When Iraq also launched rocket attacks on Tehran and other metropolitan areas, pressure for Tehran to retaliate was intense.

“In the eight-year war with Iraq, this was a very hot debate among all the Islamic teachers, because Iranian cities were being bombarded,” said Kazem Mosavi Bojnoordi, who sat on the defense committee of Iran’s parliament during part of the war. “The conclusion was that it’s not allowed. Never during those eight years do we have one example of Iran bombarding cities.”

Bojnoordi, now chief editor of Iran’s Center for the Great Islamic Encyclopedia, recalled that after the first salvos from Iraq, a senior Iranian commander declared, “Now we will flatten Baghdad.” The comment brought an immediate rebuke from Khomeini, whose fatwa closed the matter for the balance of the war.

“According to Islamic teachings, there’s the principle that the goals never justify the means,” said Bojnoordi, whose father was a grand ayatollah. “It has not been supported in Islam that you can do whatever you want to defend yourself. You are not allowed to gather weapons that are not allowed by Islam, even against your enemies.”

Senior Iranian officials insist their goal is only electrical power, saving their substantial petroleum deposits to export. Leaders also emphasize the role of pride and technological achievement, which inside Iran conveys the impression of economic development that has largely eluded a population that has grown poorer since the 1979 revolution.

“I believe that by getting high tech we will be getting development,” Bojnoordi said. “If we improve the standard of living, that will unite the people, and that will bring security.”

Said Kadivar: “I hope that science in my country is so progressive! I hope it’s true. Every Iranian wants to have this energy. Every party. The difficulty is we don’t have a democratic regime. So we should try to democratize.”

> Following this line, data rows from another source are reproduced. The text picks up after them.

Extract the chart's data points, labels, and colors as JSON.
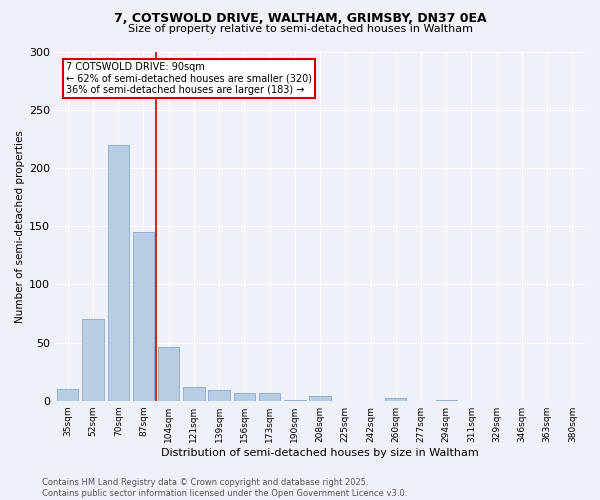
{
  "title_line1": "7, COTSWOLD DRIVE, WALTHAM, GRIMSBY, DN37 0EA",
  "title_line2": "Size of property relative to semi-detached houses in Waltham",
  "xlabel": "Distribution of semi-detached houses by size in Waltham",
  "ylabel": "Number of semi-detached properties",
  "categories": [
    "35sqm",
    "52sqm",
    "70sqm",
    "87sqm",
    "104sqm",
    "121sqm",
    "139sqm",
    "156sqm",
    "173sqm",
    "190sqm",
    "208sqm",
    "225sqm",
    "242sqm",
    "260sqm",
    "277sqm",
    "294sqm",
    "311sqm",
    "329sqm",
    "346sqm",
    "363sqm",
    "380sqm"
  ],
  "values": [
    10,
    70,
    220,
    145,
    46,
    12,
    9,
    7,
    7,
    1,
    4,
    0,
    0,
    2,
    0,
    1,
    0,
    0,
    0,
    0,
    0
  ],
  "bar_color": "#b8cce4",
  "bar_edge_color": "#7a9fc2",
  "highlight_line_color": "#cc0000",
  "highlight_bin": 3,
  "annotation_line1": "7 COTSWOLD DRIVE: 90sqm",
  "annotation_line2": "← 62% of semi-detached houses are smaller (320)",
  "annotation_line3": "36% of semi-detached houses are larger (183) →",
  "annotation_box_color": "#cc0000",
  "ylim": [
    0,
    300
  ],
  "yticks": [
    0,
    50,
    100,
    150,
    200,
    250,
    300
  ],
  "footer_line1": "Contains HM Land Registry data © Crown copyright and database right 2025.",
  "footer_line2": "Contains public sector information licensed under the Open Government Licence v3.0.",
  "background_color": "#eef2f8",
  "plot_bg_color": "#eef2f8",
  "grid_color": "#ffffff",
  "title1_fontsize": 9,
  "title2_fontsize": 8,
  "xlabel_fontsize": 8,
  "ylabel_fontsize": 7.5,
  "xtick_fontsize": 6.5,
  "ytick_fontsize": 8,
  "footer_fontsize": 6
}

If Iran is indeed working to produce nuclear weapons, experts say the program would surely be entrusted to the Islamic Revolutionary Guard Corps. Formed in 1979 by clerics who did not trust Iran’s existing army, the Revolutionary Guards have grown into a major force in Iran’s economy and political offices. Their insignia, one analyst noted, includes a passage from the Koran that reads, “Prepare any strength you can muster against them, and any cavalry with which you can overawe God’s enemy and your own enemy as well, plus others besides them whom you do not know.”